For institutional allocators, the immediate question is not whether inflation re-accelerates. It’s how quickly. Duration-sensitive fixed income positions, rate-cut-dependent equity valuations, and emerging market currency exposures all face a materially different risk environment if oil remains elevated through the second quarter.
Strategic Scenarios
Markets are currently attempting to price an unusually wide distribution of outcomes. The three scenarios below are intended to help institutional allocators frame positioning decisions across that distribution.
- Contained Conflict
Hostilities remain limited and diplomatic channels reopen. Oil reprices lower compared to current levels (WTI 73, Brent 80). Risk assets recover gradually as the geopolitical risk premium fades. - Prolonged Hormuz Disruption
Shipping constraints persist for several weeks without full regional escalation. Oil trades above current levels. Inflation expectations move modestly higher and rate cuts are delayed rather than cancelled. - Regional Escalation
Conflict expands beyond current theatres and supply risks become more structural. Oil prices further increase. Equities correct more sharply, while gold and dollar liquidity remain strongly bid.
Conclusion
The distinguishing feature of this episode is scale and simultaneity. Strikes on leadership targets, immediate cross-border retaliation and disruption to a major global energy chokepoint represent a convergence of military and economic risk rarely observed in modern markets.
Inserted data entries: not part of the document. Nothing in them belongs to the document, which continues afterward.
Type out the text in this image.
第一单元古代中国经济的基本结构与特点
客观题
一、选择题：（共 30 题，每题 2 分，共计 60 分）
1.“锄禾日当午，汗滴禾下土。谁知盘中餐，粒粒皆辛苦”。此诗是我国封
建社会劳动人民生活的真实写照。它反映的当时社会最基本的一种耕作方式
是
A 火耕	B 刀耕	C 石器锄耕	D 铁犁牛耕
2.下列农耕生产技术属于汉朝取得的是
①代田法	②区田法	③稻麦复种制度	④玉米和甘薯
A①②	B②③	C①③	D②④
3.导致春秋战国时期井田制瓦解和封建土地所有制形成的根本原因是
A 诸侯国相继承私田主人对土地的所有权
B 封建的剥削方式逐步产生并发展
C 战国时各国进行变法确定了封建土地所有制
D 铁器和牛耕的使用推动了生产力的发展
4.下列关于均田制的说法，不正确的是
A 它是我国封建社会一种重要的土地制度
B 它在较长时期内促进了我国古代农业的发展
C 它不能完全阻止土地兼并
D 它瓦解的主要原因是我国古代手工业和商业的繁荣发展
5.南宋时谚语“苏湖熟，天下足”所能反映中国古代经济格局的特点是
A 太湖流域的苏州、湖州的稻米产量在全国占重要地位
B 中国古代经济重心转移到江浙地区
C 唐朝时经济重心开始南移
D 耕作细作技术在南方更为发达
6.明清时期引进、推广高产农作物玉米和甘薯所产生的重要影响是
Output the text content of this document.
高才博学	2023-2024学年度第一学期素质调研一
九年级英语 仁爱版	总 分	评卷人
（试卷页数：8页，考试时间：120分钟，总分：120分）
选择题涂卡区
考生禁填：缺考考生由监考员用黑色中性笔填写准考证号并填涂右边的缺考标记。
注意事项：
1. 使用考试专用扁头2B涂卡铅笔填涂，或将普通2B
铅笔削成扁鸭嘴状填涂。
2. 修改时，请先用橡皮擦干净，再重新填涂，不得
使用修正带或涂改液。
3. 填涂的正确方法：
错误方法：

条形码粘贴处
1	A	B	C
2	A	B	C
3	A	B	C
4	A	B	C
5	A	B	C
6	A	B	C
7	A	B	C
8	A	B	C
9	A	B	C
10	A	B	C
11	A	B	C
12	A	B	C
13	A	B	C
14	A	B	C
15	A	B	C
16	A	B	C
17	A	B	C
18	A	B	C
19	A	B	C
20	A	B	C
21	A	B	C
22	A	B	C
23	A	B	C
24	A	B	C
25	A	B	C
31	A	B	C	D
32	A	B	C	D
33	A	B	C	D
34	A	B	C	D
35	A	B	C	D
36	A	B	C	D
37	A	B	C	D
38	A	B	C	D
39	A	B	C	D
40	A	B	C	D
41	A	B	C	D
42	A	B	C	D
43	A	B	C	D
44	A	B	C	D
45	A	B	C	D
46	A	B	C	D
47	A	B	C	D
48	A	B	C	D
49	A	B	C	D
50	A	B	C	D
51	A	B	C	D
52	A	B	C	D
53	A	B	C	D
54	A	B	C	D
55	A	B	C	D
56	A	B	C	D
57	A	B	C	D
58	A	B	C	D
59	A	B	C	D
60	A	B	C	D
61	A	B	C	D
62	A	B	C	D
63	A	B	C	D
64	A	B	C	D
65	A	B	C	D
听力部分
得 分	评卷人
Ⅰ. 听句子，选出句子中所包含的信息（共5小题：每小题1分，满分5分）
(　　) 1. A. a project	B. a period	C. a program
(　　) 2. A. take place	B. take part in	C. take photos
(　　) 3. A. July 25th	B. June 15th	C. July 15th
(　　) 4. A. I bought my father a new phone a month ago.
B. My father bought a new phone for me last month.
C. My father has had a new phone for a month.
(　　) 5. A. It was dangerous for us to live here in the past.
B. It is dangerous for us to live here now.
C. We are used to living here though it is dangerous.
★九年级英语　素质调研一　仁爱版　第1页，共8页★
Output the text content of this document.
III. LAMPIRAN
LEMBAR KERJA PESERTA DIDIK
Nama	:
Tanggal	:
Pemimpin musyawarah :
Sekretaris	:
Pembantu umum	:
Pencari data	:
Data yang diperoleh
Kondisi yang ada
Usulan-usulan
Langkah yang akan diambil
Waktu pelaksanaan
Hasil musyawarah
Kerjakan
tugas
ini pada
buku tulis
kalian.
Markets do not require immediate de-escalation to stabilise, but they do require visibility. Until clearer signaling emerges, volatility across commodities, currencies, equities and digital assets is likely to remain elevated.
The coming days will hinge on oil price stability, tanker traffic flows and whether diplomatic backchannels begin to offset military escalation. For now, global markets are repricing risk in real time.